Focus on foot alignment with barefoot squats.
Do barefoot squats with an emphasis on foot alignment.

Functional Movements of the Foot

Take off your shoes and look at some of the basic ways your foot can move. The ankle can flex and extend and also invert and evert (turn in and out). The toes can flex, extend, and spread wide. Using the toe muscles, we can also change the position of the arch, making it curve up or flatten down. Mindful strengthening of these muscles provides better alignment for the knees and hips, resulting in improved performance and, for those with problems, decreased pain.

Balance

Leave your shoes off and stand up. Hold onto a chair or put a hand on the wall if needed. Now, close your eyes. Focus on your feet and you’ll feel all those muscles subtly working to keep you balanced. This is even more pronounced when you stand on one foot. Those incremental adjustments need to happen all day long, whether you notice them or not. And you can help them perform better.

Foot Exercises

Use this workout to mindfully increase your foot fitness:

https://thehappinesshere.com/foot-exercises/

When you walk, your feet bear about 1.5 times your body weight. When you run, that goes up to 3 or 4 times your body weight. In fact, it’s estimated that our feet support several hundred tons over the course of an average day. Help them bear that load with focused exercise.

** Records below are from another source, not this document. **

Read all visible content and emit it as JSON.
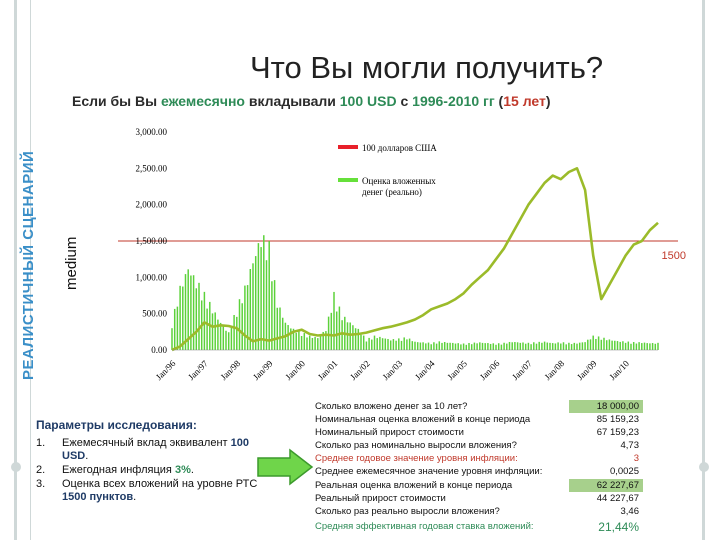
{
  "page": {
    "title": "Что Вы могли получить?",
    "subtitle_parts": [
      "Если бы Вы ",
      "ежемесячно",
      " вкладывали ",
      "100 USD",
      " с ",
      "1996-2010 гг",
      " (",
      "15 лет",
      ")"
    ],
    "side_label": "РЕАЛИСТИЧНЫЙ СЦЕНАРИЙ"
  },
  "chart_data": {
    "type": "bar+line",
    "ylabel": "medium",
    "ylim": [
      0,
      3000
    ],
    "yticks": [
      "3,000.00",
      "2,500.00",
      "2,000.00",
      "1,500.00",
      "1,000.00",
      "500.00",
      "0.00"
    ],
    "ytick_values": [
      3000,
      2500,
      2000,
      1500,
      1000,
      500,
      0
    ],
    "x_categories": [
      "Jan/96",
      "Jan/97",
      "Jan/98",
      "Jan/99",
      "Jan/00",
      "Jan/01",
      "Jan/02",
      "Jan/03",
      "Jan/04",
      "Jan/05",
      "Jan/06",
      "Jan/07",
      "Jan/08",
      "Jan/09",
      "Jan/10"
    ],
    "reference_line": {
      "value": 1500,
      "label": "1500",
      "color": "#c0392b"
    },
    "legend": [
      {
        "name": "100 долларов США",
        "color": "#e8202a"
      },
      {
        "name": "Оценка вложенных денег (реально)",
        "color": "#66e03a"
      }
    ],
    "series": [
      {
        "name": "Оценка вложенных денег (реально)",
        "type": "line",
        "color": "#9bbb2a",
        "x": [
          0,
          3,
          6,
          9,
          12,
          15,
          18,
          21,
          24,
          27,
          30,
          33,
          36,
          39,
          42,
          45,
          48,
          51,
          54,
          57,
          60,
          63,
          66,
          69,
          72,
          75,
          78,
          81,
          84,
          87,
          90,
          93,
          96,
          99,
          102,
          105,
          108,
          111,
          114,
          117,
          120,
          123,
          126,
          129,
          132,
          135,
          138,
          141,
          144,
          147,
          150,
          153,
          156,
          159,
          162,
          165,
          168,
          171,
          174,
          177,
          180
        ],
        "values": [
          0,
          50,
          150,
          250,
          380,
          320,
          340,
          330,
          300,
          200,
          120,
          150,
          130,
          160,
          190,
          250,
          280,
          220,
          200,
          210,
          200,
          230,
          210,
          220,
          240,
          270,
          300,
          320,
          350,
          380,
          420,
          480,
          560,
          600,
          640,
          700,
          780,
          900,
          1000,
          1100,
          1250,
          1400,
          1600,
          1800,
          2000,
          2150,
          2300,
          2400,
          2350,
          2450,
          2500,
          2200,
          1300,
          700,
          900,
          1100,
          1300,
          1450,
          1500,
          1650,
          1750
        ]
      },
      {
        "name": "100 долларов США",
        "type": "bar",
        "color": "#5cd13a",
        "x": [
          0,
          3,
          6,
          9,
          12,
          15,
          18,
          21,
          24,
          27,
          30,
          33,
          36,
          39,
          42,
          45,
          48,
          51,
          54,
          57,
          60,
          63,
          66,
          69,
          72,
          75,
          78,
          81,
          84,
          87,
          90,
          93,
          96,
          99,
          102,
          105,
          108,
          111,
          114,
          117,
          120,
          123,
          126,
          129,
          132,
          135,
          138,
          141,
          144,
          147,
          150,
          153,
          156,
          159,
          162,
          165,
          168,
          171,
          174,
          177,
          180
        ],
        "values": [
          400,
          900,
          1200,
          1000,
          800,
          600,
          400,
          250,
          600,
          900,
          1300,
          1650,
          1500,
          700,
          400,
          300,
          250,
          200,
          180,
          300,
          800,
          500,
          400,
          300,
          150,
          200,
          180,
          150,
          160,
          180,
          120,
          110,
          100,
          120,
          110,
          100,
          90,
          100,
          110,
          100,
          90,
          100,
          120,
          110,
          100,
          110,
          120,
          100,
          110,
          100,
          100,
          120,
          200,
          180,
          150,
          130,
          120,
          110,
          110,
          100,
          100
        ]
      }
    ]
  },
  "params": {
    "title": "Параметры исследования:",
    "items": [
      {
        "num": "1.",
        "parts": [
          "Ежемесячный вклад эквивалент ",
          "100 USD",
          "."
        ]
      },
      {
        "num": "2.",
        "parts": [
          "Ежегодная инфляция ",
          "3%",
          "."
        ]
      },
      {
        "num": "3.",
        "parts": [
          "Оценка всех вложений на уровне РТС ",
          "1500 пунктов",
          "."
        ]
      }
    ]
  },
  "stats": [
    {
      "label": "Сколько вложено денег за 10 лет?",
      "value": "18 000,00",
      "boxed": true
    },
    {
      "label": "Номинальная оценка вложений в конце периода",
      "value": "85 159,23"
    },
    {
      "label": "Номинальный прирост стоимости",
      "value": "67 159,23"
    },
    {
      "label": "Сколько раз номинально выросли вложения?",
      "value": "4,73"
    },
    {
      "label": "Среднее годовое значение уровня инфляции:",
      "value": "3",
      "style": "red"
    },
    {
      "label": "Среднее ежемесячное значение уровня инфляции:",
      "value": "0,0025"
    },
    {
      "label": "Реальная оценка вложений в конце периода",
      "value": "62 227,67",
      "boxed": true
    },
    {
      "label": "Реальный прирост стоимости",
      "value": "44 227,67"
    },
    {
      "label": "Сколько раз реально выросли вложения?",
      "value": "3,46"
    },
    {
      "label": "Средняя эффективная годовая ставка вложений:",
      "value": "21,44%",
      "style": "green final"
    }
  ]
}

"The human foot is a masterpiece of engineering and a work of art." 
-Leonardo da Vinci

Self-Care

Take care of your ‘works of art’. In addition to strengthening, provide self-care in the form of gentle massage.

https://thehappinesshere.com/morning-foot-massage/

Your Achilles tendon may not need to withstand a thousand pounds of force and you may prefer to open doors with your hands instead of toes. Still, keep your feet fit for all they do throughout your day!